A revista da casa de leilões Sotheby’s de 21 de março de 2017 publicou artigo de Ben Gentilli sobre a corujinha que Pablo Picasso socorreu e que virou tema de muitas de suas telas além de dezenas e dezenas de trabalhos em cerâmica.
Coruja num interior, 1946
Pablo Picasso (Espanha, 1881 – 1973)
óleo sobre tela
A história é conhecida. Em 1946, enquanto Picasso trabalhava no Palácio Grimaldi, hoje Musée d’Antibes, ao sul da França, acompanhado por Françoise Gilot, a musa do momento, uma pequena coruja machucada na pata perdeu o equilíbrio e caiu do telhado do ateliê do pintor. Picasso e Gilot colocaram bandagem na pata machucada e a adotaram, levando-a até mesmo numa gaiola, para Paris.
Coruja num interior, 1947
Pablo Picasso (Espanha, 1881 – 1973)
óleo sobre tela
Logo o tema da coruja apareceu na obra do pintor. Como aconteceu muitas outras vezes, Picasso teve uma verdadeira fascinação com o pássaro. No final da década de 40, depois da adoção da coruja, há uma série de telas com o tema da coruja e uma cadeira.
Coruja numa cadeira, 1947
Pablo Picasso (Espanha, 1881 – 1973)
óleo sobre tela
Mas a coruja se torna tema principalmente na cerâmica do artista, onde toma forma de jarros, decora pratos, vasos, é assunto para escultura e aparece em todo tipo de trabalho tridimensional.
Coruja numa cadeira, 1947
Pablo Picasso (Espanha, 1881 – 1973)
óleo sobre tela
A sequência de quadros acima é bastante didática. Mostra como o mesmo pequeno tema, uma cadeira e uma coruja, pode ser explorado, por composição, cores, ângulos e também pela simplificação geométrica da essência de uma coruja.

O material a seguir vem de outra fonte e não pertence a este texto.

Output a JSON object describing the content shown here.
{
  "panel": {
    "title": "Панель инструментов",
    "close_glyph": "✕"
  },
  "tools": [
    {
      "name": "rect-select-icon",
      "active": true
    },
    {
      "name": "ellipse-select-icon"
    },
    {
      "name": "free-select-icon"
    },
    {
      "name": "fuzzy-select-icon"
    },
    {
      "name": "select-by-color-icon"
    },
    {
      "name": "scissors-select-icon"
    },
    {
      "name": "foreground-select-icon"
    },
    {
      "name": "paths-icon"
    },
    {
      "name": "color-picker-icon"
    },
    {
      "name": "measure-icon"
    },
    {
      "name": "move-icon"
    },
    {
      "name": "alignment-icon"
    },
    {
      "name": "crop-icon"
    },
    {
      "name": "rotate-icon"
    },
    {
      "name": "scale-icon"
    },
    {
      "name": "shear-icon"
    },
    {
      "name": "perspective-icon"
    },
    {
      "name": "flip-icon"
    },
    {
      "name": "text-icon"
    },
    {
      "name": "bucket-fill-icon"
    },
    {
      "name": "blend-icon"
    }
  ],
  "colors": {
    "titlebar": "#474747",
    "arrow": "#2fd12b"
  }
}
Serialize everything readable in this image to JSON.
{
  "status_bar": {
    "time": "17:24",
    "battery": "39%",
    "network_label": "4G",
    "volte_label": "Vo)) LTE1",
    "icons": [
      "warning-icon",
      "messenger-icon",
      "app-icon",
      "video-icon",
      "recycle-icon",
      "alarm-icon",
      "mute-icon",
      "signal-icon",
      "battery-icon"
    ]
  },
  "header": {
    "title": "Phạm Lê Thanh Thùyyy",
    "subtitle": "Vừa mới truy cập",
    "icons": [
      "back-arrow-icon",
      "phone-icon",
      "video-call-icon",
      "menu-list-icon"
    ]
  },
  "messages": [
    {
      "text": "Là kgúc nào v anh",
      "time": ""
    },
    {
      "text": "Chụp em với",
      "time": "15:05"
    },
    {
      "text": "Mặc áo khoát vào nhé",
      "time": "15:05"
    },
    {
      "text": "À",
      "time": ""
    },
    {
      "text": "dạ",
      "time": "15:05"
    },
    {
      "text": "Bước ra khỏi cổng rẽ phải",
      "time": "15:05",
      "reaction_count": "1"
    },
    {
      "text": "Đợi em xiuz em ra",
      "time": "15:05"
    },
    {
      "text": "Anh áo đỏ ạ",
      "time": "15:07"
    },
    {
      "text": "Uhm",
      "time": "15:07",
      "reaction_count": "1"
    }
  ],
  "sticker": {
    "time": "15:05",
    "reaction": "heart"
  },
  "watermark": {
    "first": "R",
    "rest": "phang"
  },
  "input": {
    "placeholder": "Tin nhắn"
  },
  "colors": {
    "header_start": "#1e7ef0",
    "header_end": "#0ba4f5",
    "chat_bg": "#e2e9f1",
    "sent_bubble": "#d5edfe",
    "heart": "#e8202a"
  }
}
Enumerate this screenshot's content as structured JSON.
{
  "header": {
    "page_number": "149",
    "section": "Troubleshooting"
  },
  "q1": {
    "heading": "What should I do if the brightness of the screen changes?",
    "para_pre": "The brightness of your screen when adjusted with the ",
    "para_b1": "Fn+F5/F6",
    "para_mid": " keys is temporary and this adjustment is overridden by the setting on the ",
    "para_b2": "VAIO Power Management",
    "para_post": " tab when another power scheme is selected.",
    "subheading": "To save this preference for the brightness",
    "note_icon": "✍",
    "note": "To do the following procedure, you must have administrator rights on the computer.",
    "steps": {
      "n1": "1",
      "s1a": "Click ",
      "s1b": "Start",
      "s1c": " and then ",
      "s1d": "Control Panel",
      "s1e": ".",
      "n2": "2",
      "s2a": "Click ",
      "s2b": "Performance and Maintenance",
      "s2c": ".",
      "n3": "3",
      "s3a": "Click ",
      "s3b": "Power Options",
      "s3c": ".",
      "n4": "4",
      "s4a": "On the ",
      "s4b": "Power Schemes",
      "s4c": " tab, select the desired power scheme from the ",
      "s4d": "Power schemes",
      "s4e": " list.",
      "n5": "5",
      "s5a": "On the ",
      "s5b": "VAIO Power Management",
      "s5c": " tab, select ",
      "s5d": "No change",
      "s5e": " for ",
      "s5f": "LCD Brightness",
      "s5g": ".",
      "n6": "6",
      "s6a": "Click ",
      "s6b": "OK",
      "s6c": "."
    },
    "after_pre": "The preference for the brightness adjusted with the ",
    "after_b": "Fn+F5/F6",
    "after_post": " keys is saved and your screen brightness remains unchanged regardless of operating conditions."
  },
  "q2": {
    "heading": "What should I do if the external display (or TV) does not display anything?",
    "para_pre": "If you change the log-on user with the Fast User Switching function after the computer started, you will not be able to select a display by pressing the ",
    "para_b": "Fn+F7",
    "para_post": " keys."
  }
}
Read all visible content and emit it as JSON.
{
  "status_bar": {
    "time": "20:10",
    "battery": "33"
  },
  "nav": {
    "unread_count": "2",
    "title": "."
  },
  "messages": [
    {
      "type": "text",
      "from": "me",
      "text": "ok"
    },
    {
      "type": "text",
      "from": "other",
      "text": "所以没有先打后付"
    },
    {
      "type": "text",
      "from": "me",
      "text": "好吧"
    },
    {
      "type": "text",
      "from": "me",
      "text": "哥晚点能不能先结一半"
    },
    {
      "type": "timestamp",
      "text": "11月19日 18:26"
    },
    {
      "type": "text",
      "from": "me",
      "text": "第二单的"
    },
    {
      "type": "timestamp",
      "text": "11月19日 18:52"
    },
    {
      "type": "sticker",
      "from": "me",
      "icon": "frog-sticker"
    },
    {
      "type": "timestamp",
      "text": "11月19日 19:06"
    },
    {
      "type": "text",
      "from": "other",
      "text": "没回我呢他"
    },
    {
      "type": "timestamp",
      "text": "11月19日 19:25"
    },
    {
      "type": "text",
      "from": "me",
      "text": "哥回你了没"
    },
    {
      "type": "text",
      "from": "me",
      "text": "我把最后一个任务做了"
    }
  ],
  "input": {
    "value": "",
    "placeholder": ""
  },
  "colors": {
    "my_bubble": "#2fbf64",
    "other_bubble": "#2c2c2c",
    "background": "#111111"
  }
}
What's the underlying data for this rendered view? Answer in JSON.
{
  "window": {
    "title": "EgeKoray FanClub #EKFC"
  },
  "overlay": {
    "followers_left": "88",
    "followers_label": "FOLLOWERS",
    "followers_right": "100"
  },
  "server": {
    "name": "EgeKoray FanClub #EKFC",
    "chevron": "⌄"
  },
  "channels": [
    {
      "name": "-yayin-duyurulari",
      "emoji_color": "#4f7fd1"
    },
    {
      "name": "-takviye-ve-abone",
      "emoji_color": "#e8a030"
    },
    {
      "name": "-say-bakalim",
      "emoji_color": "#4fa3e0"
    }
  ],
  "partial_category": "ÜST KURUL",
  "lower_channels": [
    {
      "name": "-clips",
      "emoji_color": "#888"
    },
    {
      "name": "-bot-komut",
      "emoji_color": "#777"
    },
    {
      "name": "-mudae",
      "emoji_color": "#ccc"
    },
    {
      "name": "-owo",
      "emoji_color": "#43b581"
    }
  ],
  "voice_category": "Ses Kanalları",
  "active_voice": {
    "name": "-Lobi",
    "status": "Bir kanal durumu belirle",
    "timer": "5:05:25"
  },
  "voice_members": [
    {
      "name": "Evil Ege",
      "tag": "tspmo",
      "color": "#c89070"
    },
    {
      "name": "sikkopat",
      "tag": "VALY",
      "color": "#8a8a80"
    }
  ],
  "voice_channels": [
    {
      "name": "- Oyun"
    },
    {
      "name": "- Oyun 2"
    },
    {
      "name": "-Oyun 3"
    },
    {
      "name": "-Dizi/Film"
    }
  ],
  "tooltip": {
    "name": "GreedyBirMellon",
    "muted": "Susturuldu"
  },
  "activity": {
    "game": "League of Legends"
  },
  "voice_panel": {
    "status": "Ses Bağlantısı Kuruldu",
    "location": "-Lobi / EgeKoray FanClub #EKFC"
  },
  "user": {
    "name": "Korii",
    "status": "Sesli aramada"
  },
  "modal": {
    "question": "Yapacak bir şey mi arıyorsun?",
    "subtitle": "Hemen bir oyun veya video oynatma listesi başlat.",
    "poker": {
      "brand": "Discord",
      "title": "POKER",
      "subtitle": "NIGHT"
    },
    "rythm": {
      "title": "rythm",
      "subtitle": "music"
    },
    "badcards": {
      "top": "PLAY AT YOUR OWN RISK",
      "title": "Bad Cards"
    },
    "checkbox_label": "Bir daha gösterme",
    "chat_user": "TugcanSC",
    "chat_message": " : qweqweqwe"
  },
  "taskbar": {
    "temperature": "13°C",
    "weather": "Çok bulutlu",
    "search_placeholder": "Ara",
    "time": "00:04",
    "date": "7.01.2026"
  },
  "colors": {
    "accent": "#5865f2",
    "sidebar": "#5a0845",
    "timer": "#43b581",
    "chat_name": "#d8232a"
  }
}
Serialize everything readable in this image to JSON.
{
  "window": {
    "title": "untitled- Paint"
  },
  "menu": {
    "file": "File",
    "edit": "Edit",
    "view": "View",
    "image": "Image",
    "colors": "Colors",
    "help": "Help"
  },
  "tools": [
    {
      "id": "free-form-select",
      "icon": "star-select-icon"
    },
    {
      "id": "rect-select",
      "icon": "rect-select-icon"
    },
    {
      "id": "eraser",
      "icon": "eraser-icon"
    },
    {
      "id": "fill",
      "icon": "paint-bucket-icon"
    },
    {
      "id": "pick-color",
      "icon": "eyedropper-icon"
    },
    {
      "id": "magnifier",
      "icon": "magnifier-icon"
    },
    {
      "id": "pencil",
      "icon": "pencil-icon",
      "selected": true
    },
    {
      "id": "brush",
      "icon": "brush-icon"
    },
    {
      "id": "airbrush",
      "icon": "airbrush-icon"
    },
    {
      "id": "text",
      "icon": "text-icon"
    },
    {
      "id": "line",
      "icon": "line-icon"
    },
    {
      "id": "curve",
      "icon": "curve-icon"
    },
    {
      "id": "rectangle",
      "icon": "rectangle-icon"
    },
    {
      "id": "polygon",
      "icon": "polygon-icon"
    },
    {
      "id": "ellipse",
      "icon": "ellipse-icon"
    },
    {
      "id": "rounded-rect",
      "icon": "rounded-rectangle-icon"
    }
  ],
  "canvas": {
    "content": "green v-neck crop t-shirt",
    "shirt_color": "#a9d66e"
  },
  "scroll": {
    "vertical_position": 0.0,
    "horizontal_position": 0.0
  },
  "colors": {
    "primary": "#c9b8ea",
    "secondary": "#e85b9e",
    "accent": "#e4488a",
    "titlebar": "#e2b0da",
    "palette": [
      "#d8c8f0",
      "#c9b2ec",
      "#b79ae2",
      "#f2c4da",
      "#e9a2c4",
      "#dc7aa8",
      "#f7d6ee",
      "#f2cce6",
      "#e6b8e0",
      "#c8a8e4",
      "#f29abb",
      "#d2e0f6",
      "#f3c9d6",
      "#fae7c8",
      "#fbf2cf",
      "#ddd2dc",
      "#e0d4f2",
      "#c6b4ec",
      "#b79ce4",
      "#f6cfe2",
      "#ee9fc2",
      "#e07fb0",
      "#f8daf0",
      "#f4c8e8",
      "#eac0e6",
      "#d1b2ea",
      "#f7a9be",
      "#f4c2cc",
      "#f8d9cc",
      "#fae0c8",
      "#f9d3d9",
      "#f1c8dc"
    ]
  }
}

Vemos nestas cinco corujas como Picasso brincou com as formas geométricas para achar em cada uma delas a estrutura do animal. Como tornar aparente para o espectador com o mínimo de informações aquilo que ainda seria reconhecível como a representação de uma coruja.
“Quando Picasso morreu, há 43 anos e aos 91 de idade, deixou um número surpreendente de obras — mais de 45.000 ao todo. (“Nós teríamos que ter que alugar o Empire State Building para acomodar todas as obras”, disse Claude Picasso quando o inventário terminou.) Havia 1.885 quadros, 1.228 esculturas, 7.089 desenhos, 30.000 gravuras, 150 cadernos de desenhos, 3.222 trabalhos em cerâmica. Havia um vasto número de livros ilustrados, gravuras, e tapeçarias.”
Ninguém pode dizer que Picasso não trabalhou. Frequentemente sou perguntada sobre quantos quadros um pintor pode pintar por dia. É muito pessoal. Picasso não só trabalhou incessantemente, como teve uma vida produtiva muito longa.